I wanted to give some of the new undergrad analysis students the following problem: given the real numbers (with the standard topology, as they'd expect) one cannot have an uncountable set such that every point is an isolated point. A few of my fellow grad students attempted solutions first.
A sketch of a potential proof was given as follows: take each point and create as large a ball as is possible without it containing any other point of the set, so say $(a-\alpha, a+\alpha)$. Then construct corresponding balls with a smaller radius: $(a-\frac{\alpha}{2}, a+\frac{\alpha}{2})$. These new balls will intersect each other trivially. Then choose a rational point from each of these new balls. This set will be in one-to-one correspondence with the balls which are in one-to-one correspondence with the points of the original set.
After presenting this proof, it was argued that it requires the (non-finite) axiom of choice (as we are picking one point from a potentially uncountable set). We modified the proof by using the density of the rationals to pick rationals $p_{a},q_{a}$ such that $(a-p_{a},a+q_{a})\subseteq (a-\frac{\alpha}{2}, a+\frac{\alpha}{2})$, and then have our function pick the "left-most" end-point. It was still argued that this used the axiom of choice.

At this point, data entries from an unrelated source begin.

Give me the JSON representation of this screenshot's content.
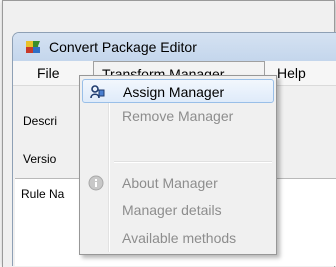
{
  "window": {
    "title": "Convert Package Editor",
    "icon": "app-package-icon"
  },
  "menubar": {
    "file": "File",
    "transform_manager": "Transform Manager",
    "help": "Help"
  },
  "background_labels": {
    "description": "Descri",
    "version": "Versio",
    "rule_name": "Rule Na"
  },
  "dropdown": {
    "items": [
      {
        "label": "Assign Manager",
        "enabled": true,
        "highlighted": true,
        "icon": "assign-manager-icon"
      },
      {
        "label": "Remove Manager",
        "enabled": false
      },
      {
        "label": "About Manager",
        "enabled": false,
        "icon": "info-icon"
      },
      {
        "label": "Manager details",
        "enabled": false
      },
      {
        "label": "Available methods",
        "enabled": false
      }
    ]
  },
  "colors": {
    "titlebar": "#c9daef",
    "highlight_border": "#99bfe8",
    "disabled_text": "#8d8d8d"
  }
}
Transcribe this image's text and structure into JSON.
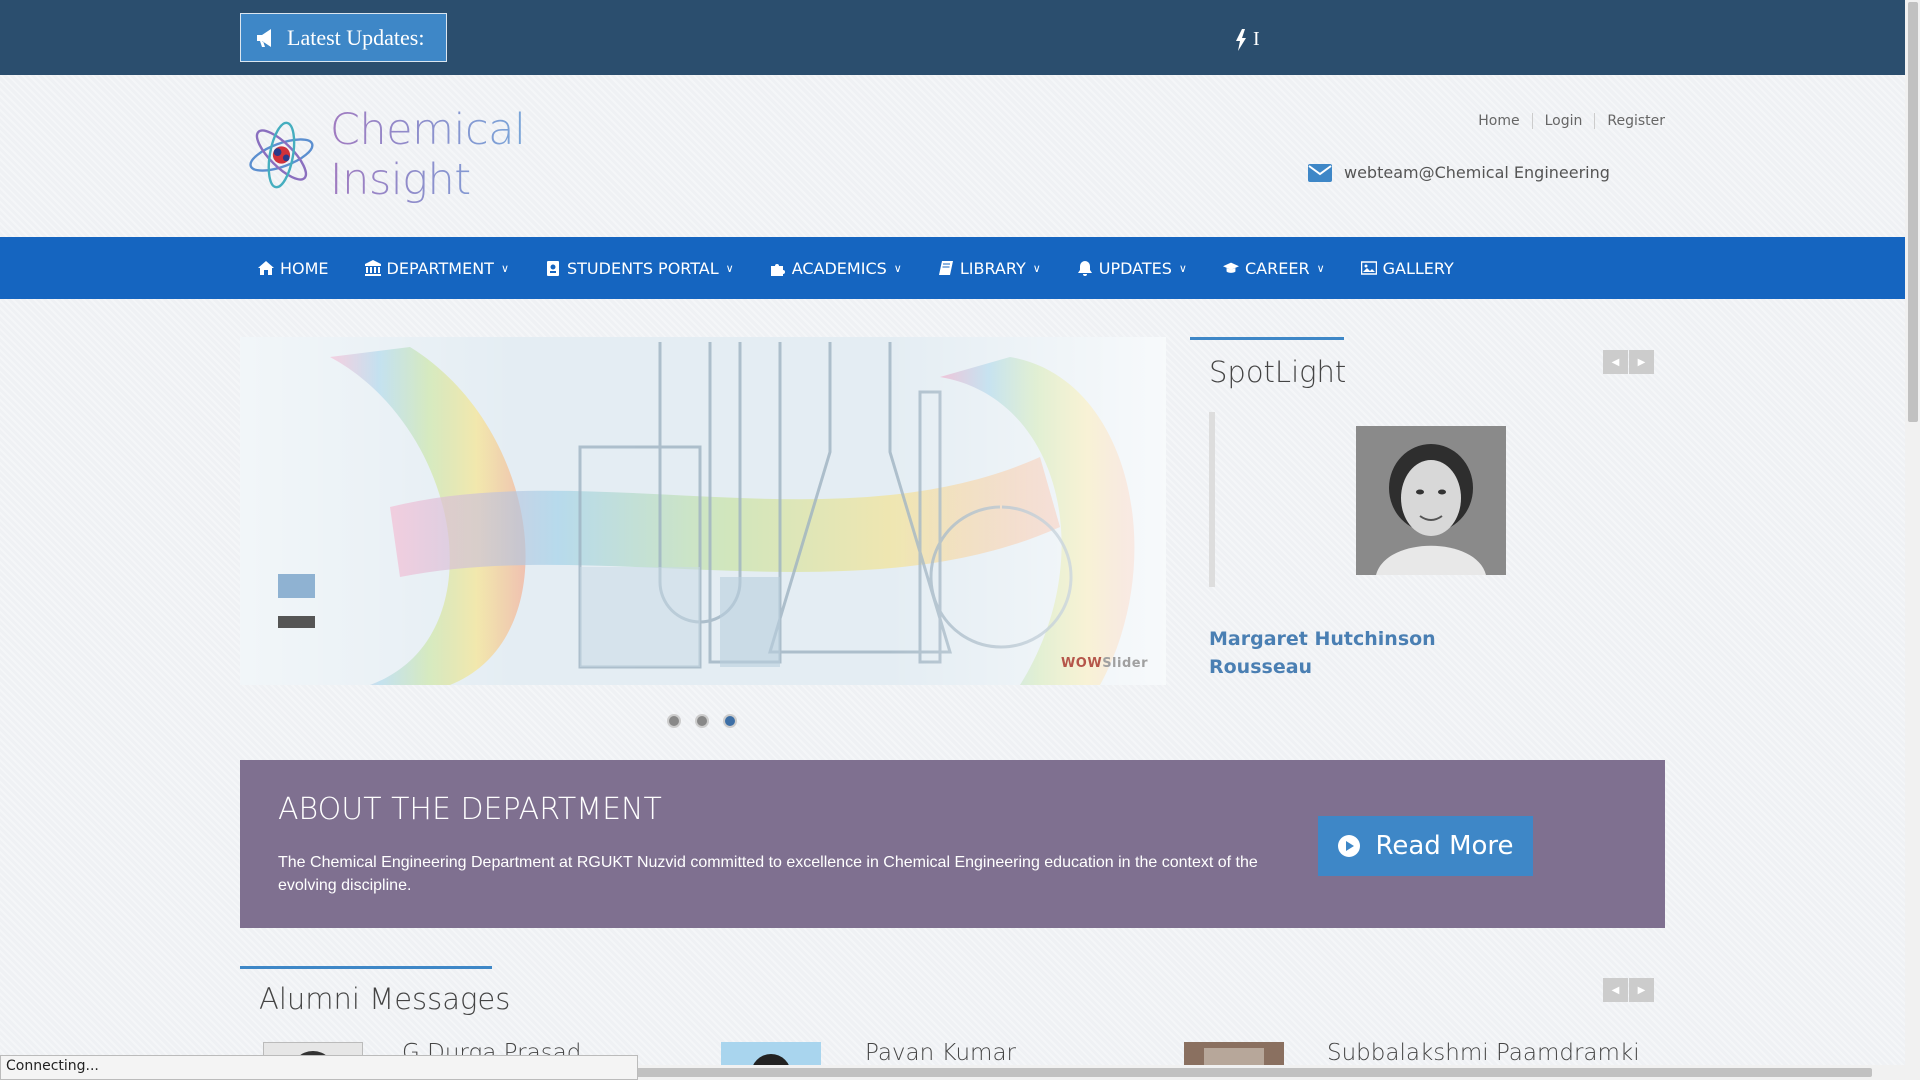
{
  "topbar": {
    "updates_label": "Latest Updates:",
    "ticker_text": "I"
  },
  "header": {
    "logo_text": "Chemical Insight",
    "links": [
      "Home",
      "Login",
      "Register"
    ],
    "email": "webteam@Chemical Engineering"
  },
  "nav": {
    "items": [
      {
        "label": "HOME",
        "icon": "home-icon",
        "dropdown": false
      },
      {
        "label": "DEPARTMENT",
        "icon": "bank-icon",
        "dropdown": true
      },
      {
        "label": "STUDENTS PORTAL",
        "icon": "id-badge-icon",
        "dropdown": true
      },
      {
        "label": "ACADEMICS",
        "icon": "puzzle-icon",
        "dropdown": true
      },
      {
        "label": "LIBRARY",
        "icon": "book-icon",
        "dropdown": true
      },
      {
        "label": "UPDATES",
        "icon": "bell-icon",
        "dropdown": true
      },
      {
        "label": "CAREER",
        "icon": "graduation-cap-icon",
        "dropdown": true
      },
      {
        "label": "GALLERY",
        "icon": "image-icon",
        "dropdown": false
      }
    ]
  },
  "slider": {
    "watermark_a": "WOW",
    "watermark_b": "Slider",
    "dots": 3,
    "active_dot": 3
  },
  "spotlight": {
    "title": "SpotLight",
    "name": "Margaret Hutchinson Rousseau"
  },
  "about": {
    "title": "ABOUT THE DEPARTMENT",
    "text": "The Chemical Engineering Department at RGUKT Nuzvid committed to excellence in Chemical Engineering education in the context of the evolving discipline.",
    "button_label": "Read More"
  },
  "alumni": {
    "title": "Alumni Messages",
    "people": [
      "G Durga Prasad",
      "Pavan Kumar",
      "Subbalakshmi Paamdramki"
    ]
  },
  "status_text": "Connecting...",
  "colors": {
    "topbar": "#2b4e6e",
    "nav": "#1565c0",
    "accent": "#3e87c7",
    "about_bg": "#7f7090"
  }
}
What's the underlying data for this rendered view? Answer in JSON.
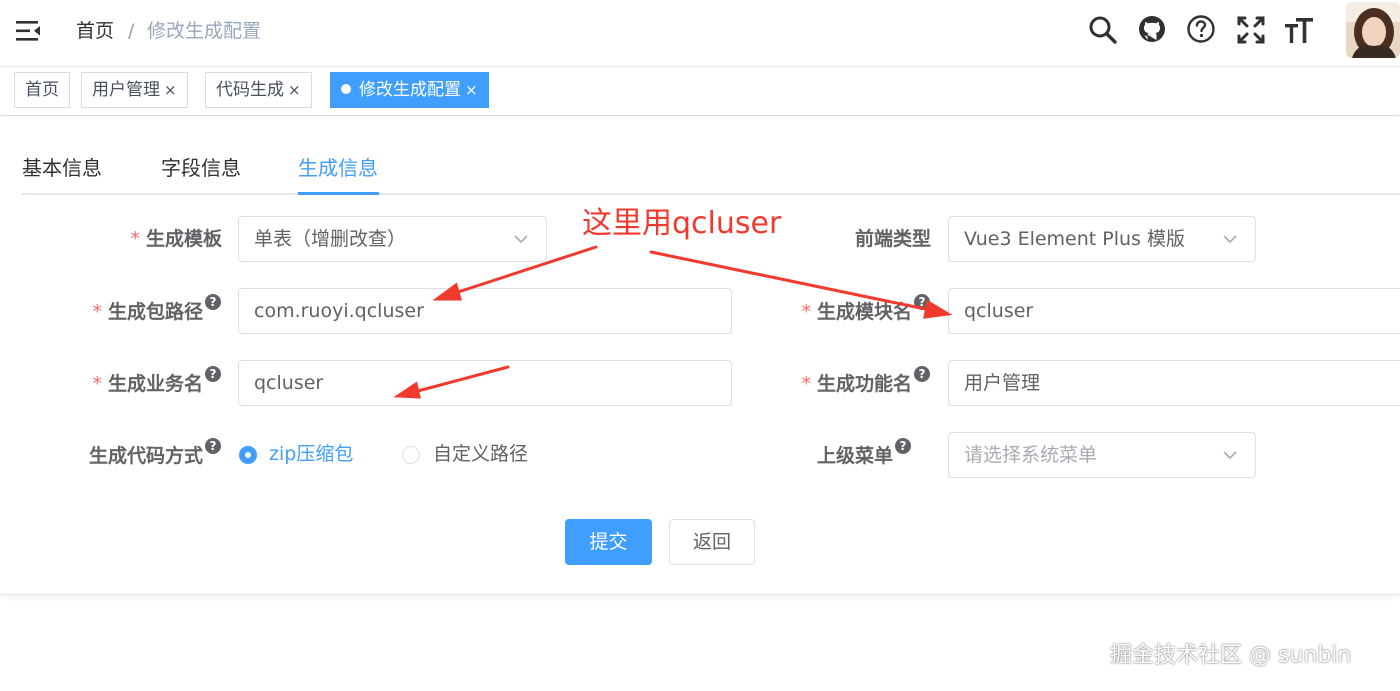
{
  "breadcrumb": {
    "home": "首页",
    "separator": "/",
    "current": "修改生成配置"
  },
  "navbar_icons": [
    "search-icon",
    "github-icon",
    "question-icon",
    "fullscreen-icon",
    "text-size-icon"
  ],
  "tags": [
    {
      "label": "首页",
      "closable": false,
      "active": false
    },
    {
      "label": "用户管理",
      "closable": true,
      "active": false
    },
    {
      "label": "代码生成",
      "closable": true,
      "active": false
    },
    {
      "label": "修改生成配置",
      "closable": true,
      "active": true
    }
  ],
  "tag_close": "×",
  "tabs": [
    "基本信息",
    "字段信息",
    "生成信息"
  ],
  "form": {
    "tpl_label": "生成模板",
    "tpl_value": "单表（增删改查）",
    "frontend_label": "前端类型",
    "frontend_value": "Vue3 Element Plus 模版",
    "package_label": "生成包路径",
    "package_value": "com.ruoyi.qcluser",
    "module_label": "生成模块名",
    "module_value": "qcluser",
    "business_label": "生成业务名",
    "business_value": "qcluser",
    "function_label": "生成功能名",
    "function_value": "用户管理",
    "gentype_label": "生成代码方式",
    "gentype_options": [
      "zip压缩包",
      "自定义路径"
    ],
    "gentype_selected": "zip压缩包",
    "parent_menu_label": "上级菜单",
    "parent_menu_placeholder": "请选择系统菜单",
    "required_mark": "*",
    "help_mark": "?"
  },
  "buttons": {
    "submit": "提交",
    "back": "返回"
  },
  "annotation": {
    "text": "这里用qcluser",
    "color": "#f03a2e"
  },
  "watermark": "掘金技术社区 @ sunbin",
  "colors": {
    "primary": "#409eff",
    "required": "#f56c6c"
  }
}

Because I am not entirely familiar with what constitutes use of the axiom of choice, I wanted to open the question up to all of you. Do these proofs require the (non-finite) axiom of choice? If so, is there a proof you know of which does not require it?
Best Answer
You don't need the Axiom of Choice here to pick a rational in each $(a-\frac{\alpha}{2}, a+\frac{\alpha}{2})$. You can fix an enumeration $(q_r)$ of the rationals and just pick the rational $q_i \in (a-\frac{\alpha}{2}, a+\frac{\alpha}{2})$ with the smallest index $i$.